Updating Sequential Metropolis-within-Gibbs (USMWG)
Acceptance Rate | The optimal acceptance rate is 44%, and is based on the univariate normality of each marginal posterior distribution. The observed acceptance rate may be suitable in the interval [15%,50%]. |
Applications | This algorithm is applicable with state-space models (SSMs), including dynamic linear models (DLMs). |
Difficulty | This algorithm is relatively easy for a beginner when the proposal variance has been tuned with the USAMWG algorithm. Otherwise, it may be tedious for the user to tune the proposal variance. |
Final Algorithm? | Yes. |
Proposal | Componentwise. |
The Updating Sequential Metropolis-within-Gibbs (USMWG) algorithm is the non-adaptive version of the USAMWG algorithm, and is used for final sampling when updating state-space models (SSMs).

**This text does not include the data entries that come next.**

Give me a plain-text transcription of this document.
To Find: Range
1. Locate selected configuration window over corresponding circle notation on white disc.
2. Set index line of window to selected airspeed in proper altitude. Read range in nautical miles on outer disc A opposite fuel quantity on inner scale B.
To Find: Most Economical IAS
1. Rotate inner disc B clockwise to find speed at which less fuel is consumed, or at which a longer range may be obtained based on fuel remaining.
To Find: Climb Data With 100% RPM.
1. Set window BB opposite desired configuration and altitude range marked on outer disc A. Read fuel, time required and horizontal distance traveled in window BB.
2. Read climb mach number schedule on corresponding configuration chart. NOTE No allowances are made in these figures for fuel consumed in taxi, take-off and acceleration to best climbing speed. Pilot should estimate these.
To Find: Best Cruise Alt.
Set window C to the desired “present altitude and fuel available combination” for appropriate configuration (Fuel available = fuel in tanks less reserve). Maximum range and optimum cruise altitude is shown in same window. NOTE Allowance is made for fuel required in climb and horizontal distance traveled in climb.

For example, suppose a time-series of daily values was fit with the SAMWG algorithm, and SMWG may have been used for final samples. Let's also suppose the last day in the model sample was a Monday, and that one-step ahead forecasts are produced, so the model predicted Tuesday. After the actual value for Tuesday is known, it may be included in the model. Using USAMWG, the latest Tuesday is filtered and Wednesday is forecast, while the days of the original model sample are not estimated again. USMWG may then be used for final samples.